Vor Zimmer 17 zögerte er nicht. Er klopfte. Eine Stimme rief: »Herein!« Er trat ein und schloß die Tür hinter sich.

Im Wohnraum brannte trotz der Heizung zu Dekorationszwecken ein Holzfeuer. Der Lette lehnte am Kamin und schob mit dem Fuß ein Stück Papier in die Glut, das aufflammte und den Brand stärker entfachte.

Auf den ersten Blick erkannte Maigret, daß er nicht so ruhig war wie zuvor, aber er besaß Selbstbeherrschung genug, um sich seine Freude nicht anmerken zu lassen.

Mit seiner kräftigen Hand packte er die Lehne eines winzigen vergoldeten Stuhls, stellte ihn einen Meter vor dem Ofen auf seine gebrechlichen Füße und setzte sich rittlings darauf. Lag es daran, daß er seine Pfeife wieder zwischen den Zähnen hatte? Oder weil sein ganzes Wesen nach den Stunden der Niedergeschlagenheit, vielmehr der Unschlüssigkeit, wieder Leben in sich spürte?

Jedenfalls fühlte er sich in diesem Augenblick stärker denn je. Er war Maigret hoch zwei, wenn man so sagen kann. Ein in alte Eiche oder besser in Stein gehauener Block.

Er stützte seine beiden Ellbogen auf den Stuhlrücken. Und er sah aus, als würde er im Notfall eine seiner breiten Hände um den Hals des Mannes legen und ihn mit dem Schädel gegen die Wand schlagen.

»Ist Mortimer zurück?« fragte er.

Der Lette, der das verbrannte Papier betrachtete, hob langsam den Kopf.

»Ich weiß es nicht …«

Seine Finger verkrampften sich, was Maigret nicht entging. Was ihm ebenfalls nicht entging, war ein Gepäckstück, das sich vorher nicht in dem Appartement befunden hatte und das nun in der Nähe der Schlafzimmertür stand.

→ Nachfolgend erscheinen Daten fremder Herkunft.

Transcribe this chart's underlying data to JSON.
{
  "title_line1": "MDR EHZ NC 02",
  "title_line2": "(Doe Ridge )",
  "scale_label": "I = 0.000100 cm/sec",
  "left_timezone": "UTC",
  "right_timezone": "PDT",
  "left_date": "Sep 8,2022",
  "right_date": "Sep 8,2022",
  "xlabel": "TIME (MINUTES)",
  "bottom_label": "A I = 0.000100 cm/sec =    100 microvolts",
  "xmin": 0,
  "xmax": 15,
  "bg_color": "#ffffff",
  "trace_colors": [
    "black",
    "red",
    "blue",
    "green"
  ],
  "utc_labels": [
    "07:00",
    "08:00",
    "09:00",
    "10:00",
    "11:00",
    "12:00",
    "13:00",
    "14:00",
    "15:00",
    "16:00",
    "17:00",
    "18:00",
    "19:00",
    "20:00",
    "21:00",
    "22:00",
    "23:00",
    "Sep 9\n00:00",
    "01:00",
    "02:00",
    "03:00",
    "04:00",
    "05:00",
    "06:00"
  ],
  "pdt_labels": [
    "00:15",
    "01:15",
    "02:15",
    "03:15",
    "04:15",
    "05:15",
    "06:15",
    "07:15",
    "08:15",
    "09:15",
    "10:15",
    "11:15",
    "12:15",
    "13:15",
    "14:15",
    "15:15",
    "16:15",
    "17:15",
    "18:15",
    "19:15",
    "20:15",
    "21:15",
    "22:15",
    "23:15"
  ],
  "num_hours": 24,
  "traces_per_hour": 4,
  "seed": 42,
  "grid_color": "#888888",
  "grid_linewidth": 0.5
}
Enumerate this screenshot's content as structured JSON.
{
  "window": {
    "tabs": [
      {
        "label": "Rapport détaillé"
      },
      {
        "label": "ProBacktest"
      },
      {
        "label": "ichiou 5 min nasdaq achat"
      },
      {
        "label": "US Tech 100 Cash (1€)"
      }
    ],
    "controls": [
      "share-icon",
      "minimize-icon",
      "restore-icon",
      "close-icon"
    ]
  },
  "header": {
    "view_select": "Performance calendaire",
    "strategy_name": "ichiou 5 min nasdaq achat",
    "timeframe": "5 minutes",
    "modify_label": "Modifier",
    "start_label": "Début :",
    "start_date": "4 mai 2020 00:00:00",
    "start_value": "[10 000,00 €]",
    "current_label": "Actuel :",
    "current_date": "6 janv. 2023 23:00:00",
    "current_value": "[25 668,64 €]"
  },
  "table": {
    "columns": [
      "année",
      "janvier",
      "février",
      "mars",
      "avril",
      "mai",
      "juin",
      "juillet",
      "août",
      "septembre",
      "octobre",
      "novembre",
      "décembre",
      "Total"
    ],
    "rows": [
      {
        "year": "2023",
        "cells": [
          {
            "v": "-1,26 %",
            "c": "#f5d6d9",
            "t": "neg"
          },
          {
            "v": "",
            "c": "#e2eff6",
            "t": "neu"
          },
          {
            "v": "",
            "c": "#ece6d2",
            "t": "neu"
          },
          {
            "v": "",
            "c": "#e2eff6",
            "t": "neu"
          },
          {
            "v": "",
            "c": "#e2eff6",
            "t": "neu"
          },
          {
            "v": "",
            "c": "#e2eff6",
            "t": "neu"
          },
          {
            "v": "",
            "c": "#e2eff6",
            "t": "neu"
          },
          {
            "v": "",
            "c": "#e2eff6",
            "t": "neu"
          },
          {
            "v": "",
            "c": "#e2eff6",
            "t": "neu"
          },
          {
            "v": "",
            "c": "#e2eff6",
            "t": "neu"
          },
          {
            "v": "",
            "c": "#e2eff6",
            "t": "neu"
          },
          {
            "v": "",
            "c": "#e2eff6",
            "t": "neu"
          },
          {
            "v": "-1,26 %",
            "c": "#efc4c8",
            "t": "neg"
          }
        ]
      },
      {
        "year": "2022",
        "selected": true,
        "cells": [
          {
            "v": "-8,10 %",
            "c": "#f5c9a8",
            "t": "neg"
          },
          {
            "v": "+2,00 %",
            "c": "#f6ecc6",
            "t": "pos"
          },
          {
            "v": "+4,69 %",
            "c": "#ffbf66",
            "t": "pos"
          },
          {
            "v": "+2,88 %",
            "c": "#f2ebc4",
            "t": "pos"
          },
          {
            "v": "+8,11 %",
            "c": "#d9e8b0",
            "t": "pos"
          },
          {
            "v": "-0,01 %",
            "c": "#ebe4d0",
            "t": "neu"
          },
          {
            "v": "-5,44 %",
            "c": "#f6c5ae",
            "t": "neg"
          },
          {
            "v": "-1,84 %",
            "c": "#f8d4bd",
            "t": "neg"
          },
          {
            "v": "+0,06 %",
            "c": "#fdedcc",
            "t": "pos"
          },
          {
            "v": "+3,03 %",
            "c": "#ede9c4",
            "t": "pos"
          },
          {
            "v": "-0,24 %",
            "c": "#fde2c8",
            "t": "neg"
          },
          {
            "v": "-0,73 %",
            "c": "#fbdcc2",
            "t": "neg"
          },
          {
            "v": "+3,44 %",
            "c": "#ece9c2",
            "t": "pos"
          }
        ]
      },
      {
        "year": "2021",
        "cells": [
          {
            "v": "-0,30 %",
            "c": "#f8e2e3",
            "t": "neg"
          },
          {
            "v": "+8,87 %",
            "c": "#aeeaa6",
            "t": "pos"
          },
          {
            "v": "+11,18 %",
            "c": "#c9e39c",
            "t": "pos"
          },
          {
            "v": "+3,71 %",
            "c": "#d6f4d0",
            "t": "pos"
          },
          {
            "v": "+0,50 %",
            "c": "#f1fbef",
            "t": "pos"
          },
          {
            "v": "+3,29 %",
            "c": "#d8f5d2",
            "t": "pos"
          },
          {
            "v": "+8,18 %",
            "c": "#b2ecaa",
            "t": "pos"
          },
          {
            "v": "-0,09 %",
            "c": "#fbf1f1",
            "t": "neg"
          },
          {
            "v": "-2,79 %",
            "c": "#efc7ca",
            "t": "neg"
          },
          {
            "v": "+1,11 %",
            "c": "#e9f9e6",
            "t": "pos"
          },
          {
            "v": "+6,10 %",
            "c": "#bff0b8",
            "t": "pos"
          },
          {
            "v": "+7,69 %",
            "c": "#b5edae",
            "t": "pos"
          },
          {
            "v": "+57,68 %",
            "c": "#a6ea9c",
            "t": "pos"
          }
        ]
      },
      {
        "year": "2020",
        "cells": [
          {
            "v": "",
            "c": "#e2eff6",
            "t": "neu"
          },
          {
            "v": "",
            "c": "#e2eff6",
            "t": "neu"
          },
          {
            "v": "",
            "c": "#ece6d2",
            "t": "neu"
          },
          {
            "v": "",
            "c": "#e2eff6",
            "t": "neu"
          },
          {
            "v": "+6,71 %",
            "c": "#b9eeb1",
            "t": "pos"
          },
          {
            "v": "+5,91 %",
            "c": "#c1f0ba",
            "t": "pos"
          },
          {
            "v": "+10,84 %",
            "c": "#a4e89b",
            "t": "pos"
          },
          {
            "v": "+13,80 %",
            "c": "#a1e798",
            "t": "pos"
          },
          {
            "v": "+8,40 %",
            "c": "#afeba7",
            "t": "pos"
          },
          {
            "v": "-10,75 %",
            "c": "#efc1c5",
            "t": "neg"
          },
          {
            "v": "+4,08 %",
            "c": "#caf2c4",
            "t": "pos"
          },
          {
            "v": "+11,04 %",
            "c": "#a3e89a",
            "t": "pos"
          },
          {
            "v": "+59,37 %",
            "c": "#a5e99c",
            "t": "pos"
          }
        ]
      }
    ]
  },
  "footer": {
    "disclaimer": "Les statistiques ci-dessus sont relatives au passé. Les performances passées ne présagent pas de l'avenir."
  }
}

Es war eine gewöhnliche Reisetasche, die höchstens hundert Francs wert war und nicht in diese Umgebung paßte.

»Was ist da drin?«

Keine Antwort. Aber ein nervöses Zucken der Gesichtszüge.

Schließlich eine Frage:

»Wollen Sie mich verhaften?«

Und man hatte den Eindruck, daß eine gewisse Erleichterung durch die Angst in der Stimme des Mannes hindurchklang.

»Noch nicht …«

Maigret stand auf, ging zu dem Gepäckstück und schob es mit dem Fuß vor den Kamin, wo er es öffnete.

Es enthielt einen nagelneuen grauen Konfektionsanzug, an dem noch das Etikett mit den üblichen Ziffern hing.

Der Kommissar nahm den Telefonhörer auf.

»Hallo? … Ist Mortimer schon zurück? … Nein? … Und niemand hat für Zimmer 17 etwas abgegeben? … Hallo! … Ja … ein Paket von einem der großen Herrenwäschegeschäfte? … Sie brauchen es nicht heraufzubringen …«

Er legte wieder auf und fragte brummig:

»Wo ist Anna Gorskin?«

Er hatte endlich das Gefühl, vorwärtszukommen!

»Suchen Sie sie doch …«

»Mit anderen Worten, sie ist nicht in diesem Appartement … Aber sie ist hier gewesen … Sie hat diese Tasche gebracht und einen Brief …«

Mit einer hastigen Geste zerkrümelte der Lette die Asche des verbrannten Papiers, so daß nur noch Staub übrigblieb.

Der Kommissar begriff, daß dies nicht der Augenblick war, unnötige Worte zu machen, daß er im Vorteil war, aber der kleinste Fehler ihn um seinen Vorsprung bringen würde.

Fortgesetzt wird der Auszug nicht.